The White House’s decision eliminates a big hurdle for the marijuana sellers, who now can legally conduct business across 20 states and the District of Columbia.

Thus far, the White House has handled the legal dilemmas Washington and Colorado created, where the states approved recreational use of marijuana, largely by deciding not to enforce the statues at the federal level.

Eighteen more states allow medical marijuana sales, though federal law disallows that as well.

In 2013 for example, the White House announced it was not challenging the Washington and Colorado legalization of marijuana, as long as the two states maintained a tight rein on the businesses that sell marijuana.

In August, the White House agreed it would not prosecute legal marijuana dealers if they met eight different requirements including not selling the drug to minors.
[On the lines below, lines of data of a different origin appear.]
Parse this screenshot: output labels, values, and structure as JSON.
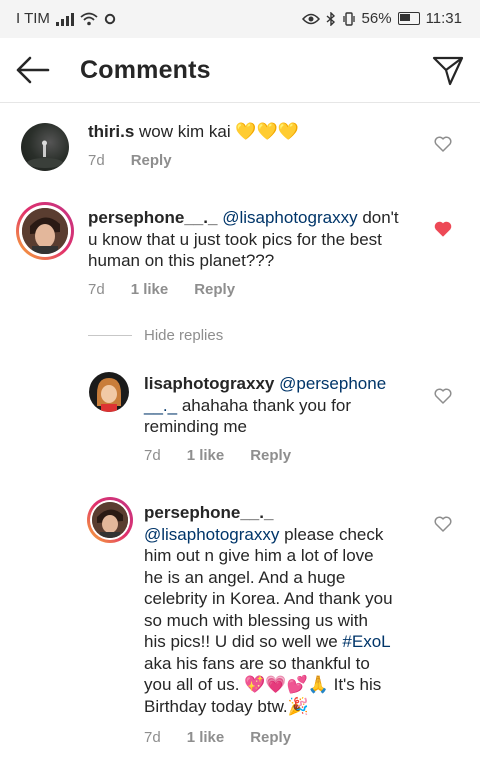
{
  "status": {
    "carrier": "I TIM",
    "battery": "56%",
    "time": "11:31"
  },
  "header": {
    "title": "Comments"
  },
  "comments": [
    {
      "username": "thiri.s",
      "text": "wow kim kai",
      "emoji": "💛💛💛",
      "age": "7d",
      "reply": "Reply"
    },
    {
      "username": "persephone__._",
      "mention": "@lisaphotograxxy",
      "text_l1": "don't",
      "text_l2": "u know that u just took pics for the best",
      "text_l3": "human on this planet???",
      "age": "7d",
      "likes": "1 like",
      "reply": "Reply",
      "liked": true
    }
  ],
  "hide_replies": "Hide replies",
  "replies": [
    {
      "username": "lisaphotograxxy",
      "mention_l1": "@persephone",
      "mention_l2": "__._",
      "text_l2": "ahahaha thank you for",
      "text_l3": "reminding me",
      "age": "7d",
      "likes": "1 like",
      "reply": "Reply"
    },
    {
      "username": "persephone__._",
      "mention": "@lisaphotograxxy",
      "text_l2": "please check",
      "text_l3": "him out n give him a lot of love",
      "text_l4": "he is an angel. And a huge",
      "text_l5": "celebrity in Korea. And thank you",
      "text_l6": "so much with blessing us with",
      "text_l7": "his pics!! U did so well we",
      "hashtag": "#ExoL",
      "text_l8": "aka his fans are so thankful to",
      "text_l9": "you all of us.",
      "emoji_l9": "💖💗💕🙏",
      "text_l9b": "It's his",
      "text_l10": "Birthday today btw.",
      "emoji_l10": "🎉",
      "age": "7d",
      "likes": "1 like",
      "reply": "Reply"
    }
  ],
  "colors": {
    "like_red": "#ed4956",
    "mention_blue": "#003569",
    "meta_gray": "#8e8e8e"
  }
}
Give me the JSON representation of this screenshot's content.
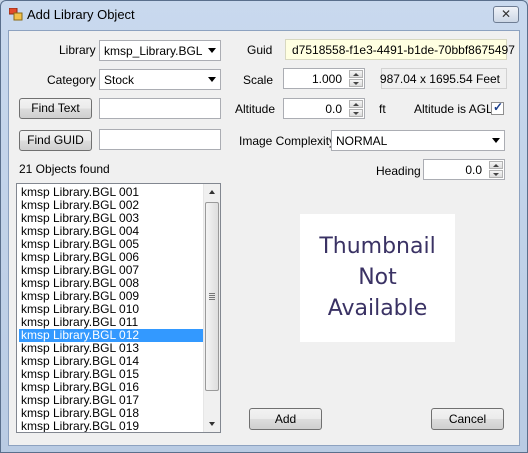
{
  "window": {
    "title": "Add Library Object",
    "close_symbol": "✕"
  },
  "form": {
    "library": {
      "label": "Library",
      "value": "kmsp_Library.BGL"
    },
    "category": {
      "label": "Category",
      "value": "Stock"
    },
    "find_text_button": "Find Text",
    "find_text_value": "",
    "find_guid_button": "Find GUID",
    "find_guid_value": "",
    "guid": {
      "label": "Guid",
      "value": "d7518558-f1e3-4491-b1de-70bbf8675497"
    },
    "scale": {
      "label": "Scale",
      "value": "1.000",
      "size_info": "987.04 x 1695.54 Feet"
    },
    "altitude": {
      "label": "Altitude",
      "value": "0.0",
      "unit": "ft",
      "agl_label": "Altitude is AGL",
      "agl_checked": true
    },
    "image_complexity": {
      "label": "Image Complexity",
      "value": "NORMAL"
    },
    "heading": {
      "label": "Heading",
      "value": "0.0"
    }
  },
  "results": {
    "count_text": "21 Objects found",
    "items": [
      "kmsp Library.BGL 001",
      "kmsp Library.BGL 002",
      "kmsp Library.BGL 003",
      "kmsp Library.BGL 004",
      "kmsp Library.BGL 005",
      "kmsp Library.BGL 006",
      "kmsp Library.BGL 007",
      "kmsp Library.BGL 008",
      "kmsp Library.BGL 009",
      "kmsp Library.BGL 010",
      "kmsp Library.BGL 011",
      "kmsp Library.BGL 012",
      "kmsp Library.BGL 013",
      "kmsp Library.BGL 014",
      "kmsp Library.BGL 015",
      "kmsp Library.BGL 016",
      "kmsp Library.BGL 017",
      "kmsp Library.BGL 018",
      "kmsp Library.BGL 019"
    ],
    "selected_index": 11
  },
  "thumbnail": {
    "line1": "Thumbnail",
    "line2": "Not",
    "line3": "Available"
  },
  "buttons": {
    "add": "Add",
    "cancel": "Cancel"
  }
}
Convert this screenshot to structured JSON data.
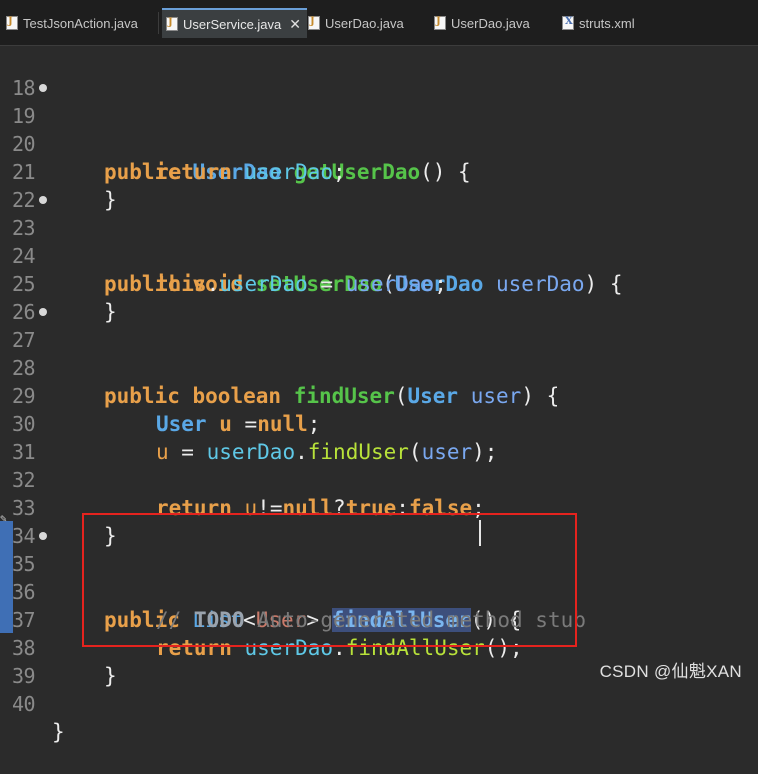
{
  "tabs": [
    {
      "label": "TestJsonAction.java",
      "icon": "java-file-icon"
    },
    {
      "label": "UserService.java",
      "icon": "java-file-icon",
      "active": true,
      "close": "✕"
    },
    {
      "label": "UserDao.java",
      "icon": "java-file-icon"
    },
    {
      "label": "UserDao.java",
      "icon": "java-file-icon"
    },
    {
      "label": "struts.xml",
      "icon": "xml-file-icon"
    }
  ],
  "editor": {
    "line_numbers": [
      "18",
      "19",
      "20",
      "21",
      "22",
      "23",
      "24",
      "25",
      "26",
      "27",
      "28",
      "29",
      "30",
      "31",
      "32",
      "33",
      "34",
      "35",
      "36",
      "37",
      "38",
      "39",
      "40"
    ],
    "code": {
      "l19": {
        "kw1": "public",
        "type": "UserDao",
        "method": "getUserDao",
        "rest": "() {"
      },
      "l20": {
        "kw": "return",
        "field": "userDao",
        "rest": ";"
      },
      "l21": {
        "rest": "}"
      },
      "l23": {
        "kw1": "public",
        "kw2": "void",
        "method": "setUserDao",
        "p1": "(",
        "type": "UserDao",
        "param": "userDao",
        "rest": ") {"
      },
      "l24": {
        "kw": "this",
        "dot": ".",
        "field": "userDao",
        "eq": " = ",
        "param": "userDao",
        "rest": ";"
      },
      "l25": {
        "rest": "}"
      },
      "l27": {
        "kw1": "public",
        "kw2": "boolean",
        "method": "findUser",
        "p1": "(",
        "type": "User",
        "param": "user",
        "rest": ") {"
      },
      "l29": {
        "type": "User",
        "var": "u",
        "eq": " =",
        "kw": "null",
        "rest": ";"
      },
      "l30": {
        "var": "u",
        "eq": " = ",
        "field": "userDao",
        "dot": ".",
        "mcall": "findUser",
        "p1": "(",
        "param": "user",
        "rest": ");"
      },
      "l32": {
        "kw": "return",
        "var": "u",
        "op1": "!=",
        "kw2": "null",
        "op2": "?",
        "kw3": "true",
        "op3": ":",
        "kw4": "false",
        "rest": ";"
      },
      "l33": {
        "rest": "}"
      },
      "l35": {
        "kw1": "public",
        "type": "List",
        "lt": "<",
        "gen": "User",
        "gt": ">",
        "method": "findAllUser",
        "rest": "() {"
      },
      "l36": {
        "slashes": "// ",
        "todo": "TODO",
        "text": " Auto-generated method stub"
      },
      "l37": {
        "kw": "return",
        "field": "userDao",
        "dot": ".",
        "mcall": "findAllUser",
        "rest": "();"
      },
      "l38": {
        "rest": "}"
      },
      "l40": {
        "rest": "}"
      }
    }
  },
  "watermark": "CSDN @仙魁XAN",
  "colors": {
    "background": "#2b2b2b",
    "keyword": "#e8a04a",
    "type": "#5aa8e6",
    "method": "#56c44a",
    "highlight_box": "#e5231e"
  }
}
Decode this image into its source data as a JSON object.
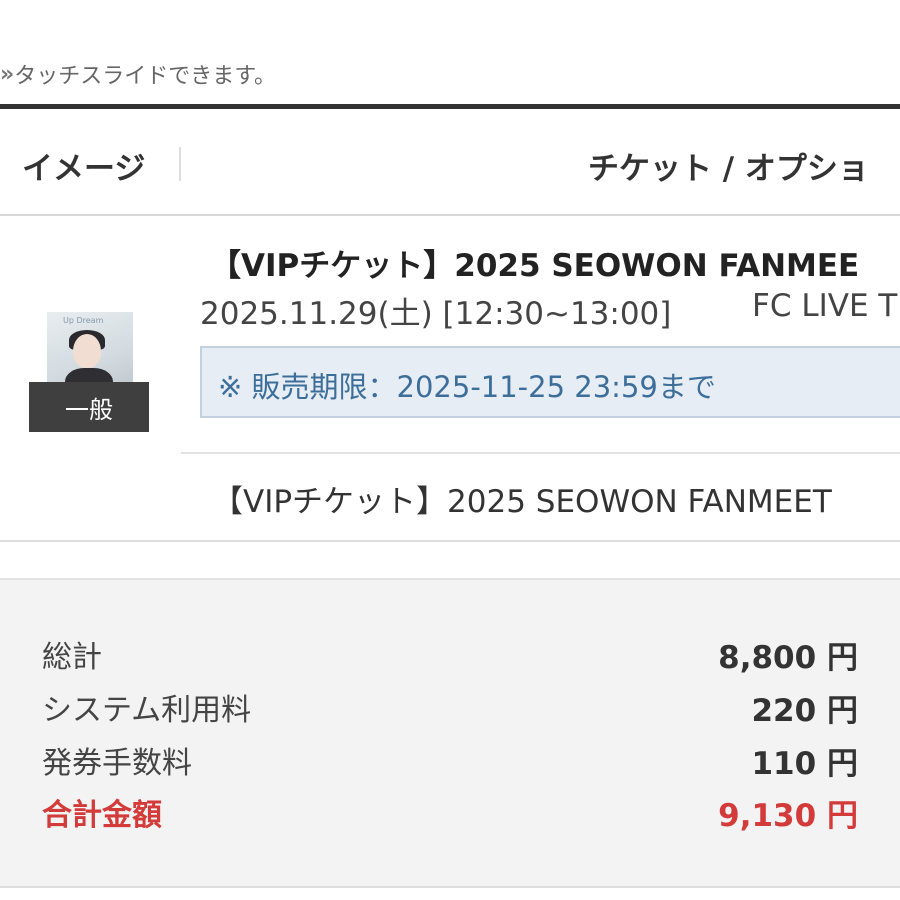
{
  "hint": {
    "arrows": "»",
    "text": "タッチスライドできます。"
  },
  "table_header": {
    "image": "イメージ",
    "ticket_option": "チケット / オプショ"
  },
  "item": {
    "badge": "一般",
    "thumbnail_text": "Up Dream",
    "title": "【VIPチケット】2025 SEOWON FANMEE",
    "date": "2025.11.29(土) [12:30~13:00]",
    "venue": "FC LIVE T",
    "sale_deadline": "※ 販売期限：2025-11-25 23:59まで",
    "option": "【VIPチケット】2025 SEOWON FANMEET"
  },
  "summary": {
    "rows": [
      {
        "label": "総計",
        "value": "8,800 円"
      },
      {
        "label": "システム利用料",
        "value": "220 円"
      },
      {
        "label": "発券手数料",
        "value": "110 円"
      }
    ],
    "total": {
      "label": "合計金額",
      "value": "9,130 円"
    }
  },
  "colors": {
    "accent_red": "#d33a3a",
    "sale_text_blue": "#3d6e9a",
    "sale_box_bg": "#e6edf5",
    "badge_bg": "#3f3f3f"
  }
}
That was not in itself a change in the law; marijuana remains illegal as far as the U.S. government is concerned across all 50 states. However, it was only a declaration that the Department of Justice had other things of more importance to look after.

The administration on Friday went even further when it opened the door for banks to handle marijuana commerce in the open and make it part of the mainstream financial system in the U.S.

The DOJ issued new sets of rules that would make it less problematic for banks to conduct business with sellers of marijuana. In another release, the DOJ directed its U.S. attorney to not pursue banks that are doing business with legal marijuana dealers, as long as those dealers are adhering to the August guidelines that were issued.

Some Washington lawmakers disagree, saying that the White House is allowing an industry to conduct business that is violation of federal statutes.